Nedal Hamdouna, a Palestinian journalist, describes in searing detail the reality of what it means to live in Gaza under attack by the Israel Defense Forces in an exclusive dispatch for The Independent.
He and his wife have obeyed military evacuation orders seven times since the attacks began in response to the Hamas atrocities of October 2023. “We’ve criss-crossed the length and breadth of Gaza, trying to escape tanks, fighter jets, drones, and bombs,” he writes.
“We didn’t want to move again, but Benjamin Netanyahu has vowed to take full military control of Gaza City. And last week Israel dropped leaflets from planes telling us that if we didn’t evacuate, we could be killed.”

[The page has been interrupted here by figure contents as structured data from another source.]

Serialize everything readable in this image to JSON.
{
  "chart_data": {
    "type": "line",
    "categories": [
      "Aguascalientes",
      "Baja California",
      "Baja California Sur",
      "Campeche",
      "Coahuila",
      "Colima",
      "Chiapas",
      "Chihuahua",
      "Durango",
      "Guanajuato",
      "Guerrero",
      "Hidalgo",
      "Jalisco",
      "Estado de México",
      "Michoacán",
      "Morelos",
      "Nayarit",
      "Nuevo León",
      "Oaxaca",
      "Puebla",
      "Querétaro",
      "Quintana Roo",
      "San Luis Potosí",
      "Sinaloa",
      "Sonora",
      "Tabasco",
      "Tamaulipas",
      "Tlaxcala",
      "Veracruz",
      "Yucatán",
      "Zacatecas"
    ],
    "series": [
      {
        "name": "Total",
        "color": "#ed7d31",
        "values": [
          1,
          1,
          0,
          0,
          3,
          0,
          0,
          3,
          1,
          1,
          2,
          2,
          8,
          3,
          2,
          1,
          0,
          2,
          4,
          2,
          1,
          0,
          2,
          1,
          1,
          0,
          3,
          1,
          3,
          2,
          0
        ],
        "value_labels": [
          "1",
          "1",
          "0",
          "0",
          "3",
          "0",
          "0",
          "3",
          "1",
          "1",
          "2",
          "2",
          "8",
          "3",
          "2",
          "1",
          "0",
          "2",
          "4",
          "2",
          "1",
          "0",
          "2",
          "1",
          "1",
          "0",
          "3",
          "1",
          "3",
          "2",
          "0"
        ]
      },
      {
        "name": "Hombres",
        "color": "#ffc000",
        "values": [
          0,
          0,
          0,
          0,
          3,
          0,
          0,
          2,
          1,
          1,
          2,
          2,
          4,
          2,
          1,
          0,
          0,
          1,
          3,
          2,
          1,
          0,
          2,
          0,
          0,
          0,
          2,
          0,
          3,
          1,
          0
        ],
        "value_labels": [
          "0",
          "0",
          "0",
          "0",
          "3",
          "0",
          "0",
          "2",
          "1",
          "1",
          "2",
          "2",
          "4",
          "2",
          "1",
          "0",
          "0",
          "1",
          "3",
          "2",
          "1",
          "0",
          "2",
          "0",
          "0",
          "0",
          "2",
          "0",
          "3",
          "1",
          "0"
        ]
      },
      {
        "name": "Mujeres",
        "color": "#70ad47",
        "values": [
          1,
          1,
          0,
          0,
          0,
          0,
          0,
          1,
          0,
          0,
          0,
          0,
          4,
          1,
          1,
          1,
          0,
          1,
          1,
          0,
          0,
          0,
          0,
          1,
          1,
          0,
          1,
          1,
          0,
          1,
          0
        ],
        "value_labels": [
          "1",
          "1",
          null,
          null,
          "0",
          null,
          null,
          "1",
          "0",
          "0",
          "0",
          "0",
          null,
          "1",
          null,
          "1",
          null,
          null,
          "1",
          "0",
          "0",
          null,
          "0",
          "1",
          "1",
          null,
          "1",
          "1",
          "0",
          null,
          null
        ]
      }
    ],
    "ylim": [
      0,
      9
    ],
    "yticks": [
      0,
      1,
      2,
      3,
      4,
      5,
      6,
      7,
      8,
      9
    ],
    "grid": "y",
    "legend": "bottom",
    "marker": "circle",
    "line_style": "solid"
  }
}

So he told his three-year-old daughter: “We’re going south to camp in a tent. You can play in the sand.” He writes: “She laughed and got excited for the ‘holiday’, packing her favourite knapsack that has a purple stuffed sheep on the front. ‘To the south!’ she says, doing a little dance.”
His attempt to protect his daughter from the reality of war conceals the true nature of their journey to the south of the Gaza Strip; the cost of a tent, the price of renting a barren piece of land to pitch it on, the struggle for the essentials of life; and his own feelings, “a vortex of exhaustion and fear, moving constantly, waiting for the unknown”.
The Independent pledged to refuse to look away from Gaza, and we will continue to report the truth as we see it. This is hard enough in war zones, and it is particularly hard in Gaza, where the Israeli government refuses to allow journalists access – forcing international media to rely on Palestinian journalists such as Nedal.
Plainly, he is giving one side of the story. But unless the Israeli government allows access and does more to protect journalists from outside, we have to rely on voices such as his to give us the best idea of what life is actually like for the 2 million people who live in Gaza.
This is, as we have said repeatedly, a counterproductive war. We fear that Mr Netanyahu is prosecuting it for tactical political reasons, knowing that peace would mean the end of his premiership. We have said from the start that his war aim of destroying Hamas is unrealistic.
Hamas is a militant organisation sustained by an ideology that draws on the politics of Muslim grievance around the world. The Israeli assault on Gaza will only strengthen those beliefs, ensuring that whenever a Hamas leader is assassinated, another, often more ruthless and extreme, will take their place.
That is why we argue that the Israeli strike aimed at the Hamas negotiating team in Qatar was strategically inept. The way to secure the release of the remaining hostages is not to kill the people who are currently negotiating the terms of their release.
We fear that international pressure on Mr Netanyahu is not enough to dissuade him from pursuing a course that is contrary to the interests of the hostages and of the Israeli people more widely. Donald Trump, the US president, disapproved of the strike in Qatar, but will not break with America’s fundamental stance of support for the government of Israel come what may.
We believe that Isaac Herzog, the president of Israel, will have come away from his visit to the United Kingdom in the past few days with no doubts about his country’s increasing isolation in world opinion.
But as long as President Trump stands by Mr Netanyahu, there will be no change to the Israeli government’s disastrous policy in Gaza.
The Independent, meanwhile, will continue to do all it can to inform the world about what this counterproductive war means on the ground in Gaza, and to try to keep the eyes of the world trained on the needless suffering there.